Ainda, não se pode deixar de tecer comentários sobre aqueles(as) trabalhadores(as) que, em virtude da natureza da sua atividade profissional ou da sua necessidade de subsistência, permaneceram desempenhando as suas funções, muitas vezes na linha de frente do combate à doença ou nas chamadas atividades essenciais. Assim, além dos impactos econômicos e sociais, há também danos psíquicos em consequência da ameça de desemprego, da escassez de recurso para manutenção pessoal ou familiar ou do medo de contrair a doença, que precisam ser examinados. Este dossiê convoca os leitores a um olhar acurado sobre muitos desses aspectos.

Nessa direção, “Precarização e intensificação do trabalho em situações de alto risco: o caso da perfuração de poços de petróleo”, o terceiro artigo desta publicação, evidencia e analisa a exposição dos trabalhadores que atuam na exploração e na produção petrolífera a riscos à sua saúde devido à precarização e à intensificação do trabalho, agravados no período da pandemia.
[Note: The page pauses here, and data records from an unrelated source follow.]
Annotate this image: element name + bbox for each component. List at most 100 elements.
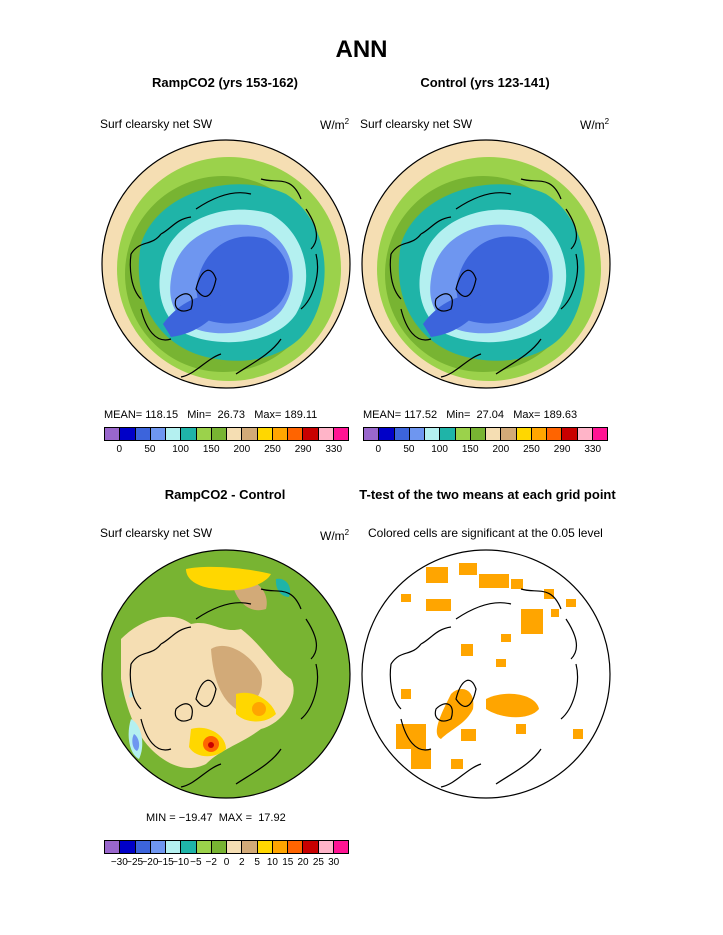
- colorbar-tick-label: −5: [190, 857, 202, 868]
- colorbar-tick-label: −15: [156, 857, 174, 868]
- colorbar-swatch: [196, 841, 212, 853]
- polar-map-difference: [101, 549, 351, 799]
- colorbar-swatch: [257, 841, 273, 853]
- colorbar-tick-label: 25: [312, 857, 324, 868]
- colorbar-tick-label: 330: [325, 444, 343, 455]
- colorbar-tick-label: 150: [202, 444, 220, 455]
- colorbar-tick-label: 10: [266, 857, 278, 868]
- colorbar-swatch: [288, 841, 304, 853]
- stats-control: MEAN= 117.52 Min= 27.04 Max= 189.63: [363, 409, 578, 421]
- colorbar-tick-label: 0: [116, 444, 123, 455]
- polar-map-ttest: [361, 549, 611, 799]
- colorbar-swatch: [592, 428, 607, 440]
- panel-subtitle-difference: Surf clearsky net SW: [100, 526, 213, 540]
- colorbar-swatch: [455, 428, 471, 440]
- panel-title-control: Control (yrs 123-141): [420, 75, 550, 90]
- panel-title-ttest: T-test of the two means at each grid poi…: [359, 487, 616, 502]
- colorbar-swatch: [409, 428, 425, 440]
- colorbar-swatch: [531, 428, 547, 440]
- colorbar-swatch: [394, 428, 410, 440]
- colorbar-swatch: [272, 841, 288, 853]
- colorbar-tick-label: 5: [254, 857, 260, 868]
- colorbar-tick-label: 250: [523, 444, 540, 455]
- colorbar-tick-label: 200: [233, 444, 251, 455]
- colorbar-swatch: [211, 841, 227, 853]
- colorbar-tick-label: 250: [264, 444, 281, 455]
- colorbar-swatch: [318, 428, 334, 440]
- colorbar-tick-label: 0: [223, 857, 230, 868]
- colorbar-tick-label: −25: [126, 857, 144, 868]
- units-label-control: W/m2: [580, 117, 610, 132]
- colorbar-tick-label: 100: [431, 444, 448, 455]
- colorbar-swatch: [379, 428, 395, 440]
- colorbar-swatch: [181, 428, 197, 440]
- colorbar-tick-label: 290: [553, 444, 571, 455]
- colorbar-swatch: [211, 428, 227, 440]
- colorbar-swatch: [150, 428, 166, 440]
- colorbar-tick-label: 50: [403, 444, 415, 455]
- colorbar-swatch: [227, 428, 243, 440]
- colorbar-swatch: [242, 428, 258, 440]
- colorbar-swatch: [440, 428, 456, 440]
- colorbar-tick-label: 30: [328, 857, 340, 868]
- colorbar-swatch: [303, 428, 319, 440]
- colorbar-tick-label: 330: [584, 444, 602, 455]
- colorbar-swatch: [135, 428, 151, 440]
- polar-map-control: [361, 139, 611, 389]
- colorbar-swatch: [288, 428, 304, 440]
- colorbar-swatch: [135, 841, 151, 853]
- colorbar-tick-label: −2: [205, 857, 217, 868]
- colorbar-tick-label: 20: [297, 857, 309, 868]
- panel-title-rampco2: RampCO2 (yrs 153-162): [152, 75, 298, 90]
- colorbar-control: [363, 427, 608, 441]
- colorbar-tick-label: 100: [172, 444, 189, 455]
- colorbar-swatch: [425, 428, 441, 440]
- panel-subtitle-ttest: Colored cells are significant at the 0.0…: [368, 526, 603, 540]
- colorbar-rampco2: [104, 427, 349, 441]
- colorbar-swatch: [562, 428, 578, 440]
- colorbar-tick-label: 50: [144, 444, 156, 455]
- colorbar-swatch: [166, 841, 182, 853]
- colorbar-swatch: [105, 428, 121, 440]
- units-label-rampco2: W/m2: [320, 117, 350, 132]
- colorbar-swatch: [105, 841, 121, 853]
- colorbar-swatch: [196, 428, 212, 440]
- colorbar-swatch: [364, 428, 380, 440]
- colorbar-swatch: [181, 841, 197, 853]
- figure-title: ANN: [335, 36, 388, 63]
- polar-map-rampco2: [101, 139, 351, 389]
- colorbar-swatch: [333, 428, 348, 440]
- colorbar-swatch: [227, 841, 243, 853]
- colorbar-swatch: [303, 841, 319, 853]
- colorbar-swatch: [501, 428, 517, 440]
- colorbar-swatch: [333, 841, 348, 853]
- colorbar-tick-label: 0: [375, 444, 382, 455]
- colorbar-swatch: [470, 428, 486, 440]
- colorbar-tick-label: −30: [110, 857, 128, 868]
- colorbar-tick-label: 15: [282, 857, 294, 868]
- colorbar-difference: [104, 840, 349, 854]
- stats-rampco2: MEAN= 118.15 Min= 26.73 Max= 189.11: [104, 409, 318, 421]
- colorbar-swatch: [547, 428, 563, 440]
- panel-title-difference: RampCO2 - Control: [164, 487, 286, 502]
- colorbar-swatch: [166, 428, 182, 440]
- colorbar-swatch: [577, 428, 593, 440]
- colorbar-tick-label: 150: [461, 444, 479, 455]
- colorbar-tick-label: 200: [492, 444, 510, 455]
- colorbar-swatch: [516, 428, 532, 440]
- colorbar-swatch: [242, 841, 258, 853]
- panel-subtitle-control: Surf clearsky net SW: [360, 117, 473, 131]
- colorbar-swatch: [257, 428, 273, 440]
- colorbar-tick-label: −10: [172, 857, 190, 868]
- colorbar-swatch: [120, 428, 136, 440]
- colorbar-swatch: [272, 428, 288, 440]
- colorbar-tick-label: −20: [141, 857, 159, 868]
- units-label-difference: W/m2: [320, 528, 350, 543]
- colorbar-swatch: [486, 428, 502, 440]
- colorbar-swatch: [120, 841, 136, 853]
- panel-subtitle-rampco2: Surf clearsky net SW: [100, 117, 213, 131]
- colorbar-swatch: [318, 841, 334, 853]
- colorbar-swatch: [150, 841, 166, 853]
- stats-difference: MIN = −19.47 MAX = 17.92: [146, 812, 286, 824]
- colorbar-tick-label: 2: [239, 857, 245, 868]
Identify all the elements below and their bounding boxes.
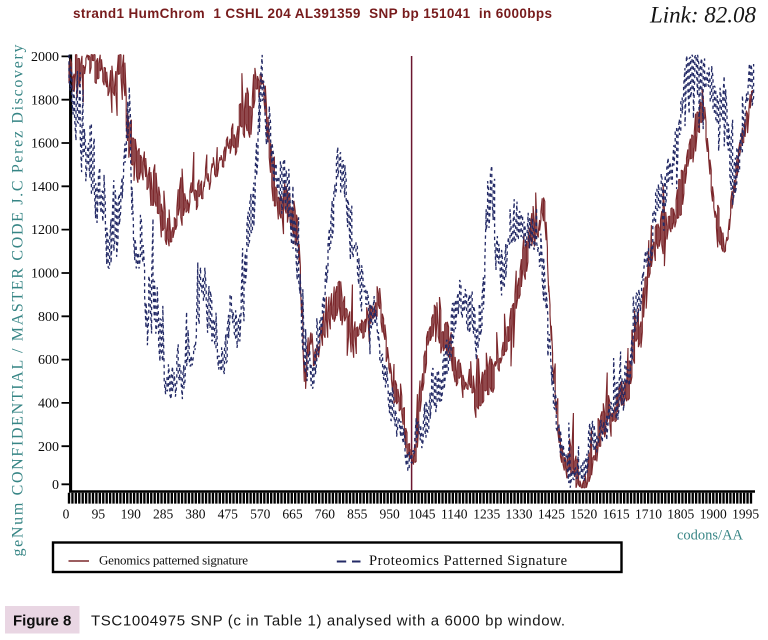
svg-text:800: 800 <box>38 310 59 325</box>
svg-text:1045: 1045 <box>409 507 436 522</box>
svg-text:1600: 1600 <box>31 137 59 152</box>
svg-text:0: 0 <box>63 507 70 522</box>
svg-text:Figure 8: Figure 8 <box>13 613 71 630</box>
svg-text:855: 855 <box>347 507 368 522</box>
svg-text:1615: 1615 <box>603 507 630 522</box>
svg-text:380: 380 <box>185 507 206 522</box>
svg-text:1330: 1330 <box>506 507 533 522</box>
svg-text:190: 190 <box>121 507 142 522</box>
svg-text:1805: 1805 <box>667 507 694 522</box>
svg-text:geNum CONFIDENTIAL / MASTER CO: geNum CONFIDENTIAL / MASTER CODE J.C Per… <box>10 44 27 556</box>
svg-text:1000: 1000 <box>31 267 59 282</box>
svg-text:400: 400 <box>38 397 59 412</box>
svg-text:1520: 1520 <box>570 507 597 522</box>
svg-text:1200: 1200 <box>31 223 59 238</box>
svg-text:1800: 1800 <box>31 93 59 108</box>
svg-text:TSC1004975 SNP (c in Table 1): TSC1004975 SNP (c in Table 1) analysed w… <box>91 613 565 630</box>
svg-text:600: 600 <box>38 353 59 368</box>
svg-text:1995: 1995 <box>732 507 759 522</box>
svg-text:95: 95 <box>92 507 106 522</box>
svg-text:strand1 HumChrom 1 CSHL 204 A: strand1 HumChrom 1 CSHL 204 AL391359 SNP… <box>73 6 552 21</box>
svg-text:1140: 1140 <box>441 507 468 522</box>
svg-text:1425: 1425 <box>538 507 565 522</box>
svg-text:1900: 1900 <box>700 507 727 522</box>
svg-text:570: 570 <box>250 507 271 522</box>
svg-text:1710: 1710 <box>635 507 662 522</box>
svg-text:475: 475 <box>218 507 239 522</box>
svg-text:950: 950 <box>379 507 400 522</box>
svg-text:760: 760 <box>315 507 336 522</box>
svg-text:0: 0 <box>52 478 59 493</box>
svg-text:Link: 82.08: Link: 82.08 <box>649 3 757 28</box>
svg-text:1400: 1400 <box>31 180 59 195</box>
svg-text:285: 285 <box>153 507 174 522</box>
svg-text:665: 665 <box>282 507 303 522</box>
svg-text:2000: 2000 <box>31 50 59 65</box>
svg-text:200: 200 <box>38 440 59 455</box>
svg-text:Genomics patterned signature: Genomics patterned signature <box>99 553 248 568</box>
svg-text:codons/AA: codons/AA <box>677 528 744 544</box>
svg-text:Proteomics Patterned Signature: Proteomics Patterned Signature <box>369 553 567 569</box>
svg-text:1235: 1235 <box>473 507 500 522</box>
Em “Apoio psicológico online, clínicas do trabalho e ergopsicologia: reflexões a partir de uma experiência de estágio”, questiona-se a possibilidade de articular práticas de apoio psicológico breve online às perspectivas de uma Ergopsicologia e das abordagens do trabalho que têm como premissa o ponto de vista da atividade. As experiências de apoio psicológico breve online para trabalhadores de segurança pública e da assistência social, ofertadas por meio de uma proposta de estágio curricular em psicologia em uma universidade pública são, portanto, alvo de análise no quarto artigo aqui registrado.

Denominado “Vamos escrever sobre o que a gente faz? As vivências coletivas de cuidar da saúde mental dos trabalhadores em uma instituição pública federal durante a pandemia da Covid-19”, o quinto artigo apresenta pistas importantes sobre o lugar de destaque assumido pelo campo da Saúde Mental durante a pandemia, colocando o foco na atuação da equipe de psicólogos da coordenação de saúde do trabalhador em uma instituição pública federal de referência em saúde. O objetivo desse estudo é produzir um diálogo entre a experiência de trabalho dessa equipe e os conceitos oferecidos pela perspectiva ergológica e pela psicodinâmica do trabalho, buscando ampliar tanto a compreensão dos conceitos como da própria experiência de cuidado em saúde mental no contexto da emergência sanitária da Covid-19.

Concluindo o conjunto de textos que compõem este dossiê, o sexto artigo “Uma análise sobre a Saúde de Trabalhadores que estão no enfrentamento à pandemia” apresenta elementos de uma pesquisa realizada no nordeste do país. Seu objetivo consiste em analisar a relação entre o trabalho e a saúde de trabalhadores(as) de diversas categorias profissionais da saúde que atuaram na linha de frente durante a pandemia. Esse estudo utilizou uma abordagem mista quanti-quali, considerando as condições, a organização do trabalho, os treinamentos e os riscos do trabalho, além dos sentidos atribuídos ao trabalhar nesse contexto.

Por fim, cabe mencionar uma dinâmica vivida também pelos(as) integrantes do GT em suas práticas de pesquisa e intervenção, algumas delas registradas neste dossiê, ainda que tal tema necessite de um tempo de distanciamento e de amadurecimento para gerar reflexões apuradas. Tanto o trabalho do grupo quanto os seus modos de vida enquanto pesquisadores(as), extensionistas e docentes foram atravessados pelos efeitos do contexto referido acima, do avanço do neoliberalismo, principalmente a partir das eleições de 2018, bem como pelo impacto da pandemia de Covid-19. Inevitavelmente envolvidos(as) em uma duplicação da atividade, que requer conciliar a investigação e ao mesmo tempo fazer frente a esse contexto, demandou desses(as) pesquisadores(as) se reinventarem, recriando outros modos de vida junto aos(às) parceiros(as) protagonistas das atividades de trabalho com os(as) quais desenvolviam pesquisas e intervenções. Nessa dinâmica, a necessidade de alto investimento em todos os planos nos campos dizimados da existência permitiu-lhes constatar, com a ajuda do poeta Carlos Drummond de (Andrade, 2010), que “onde não há jardins, as flores brotam de um secreto investimento em formas improváveis”.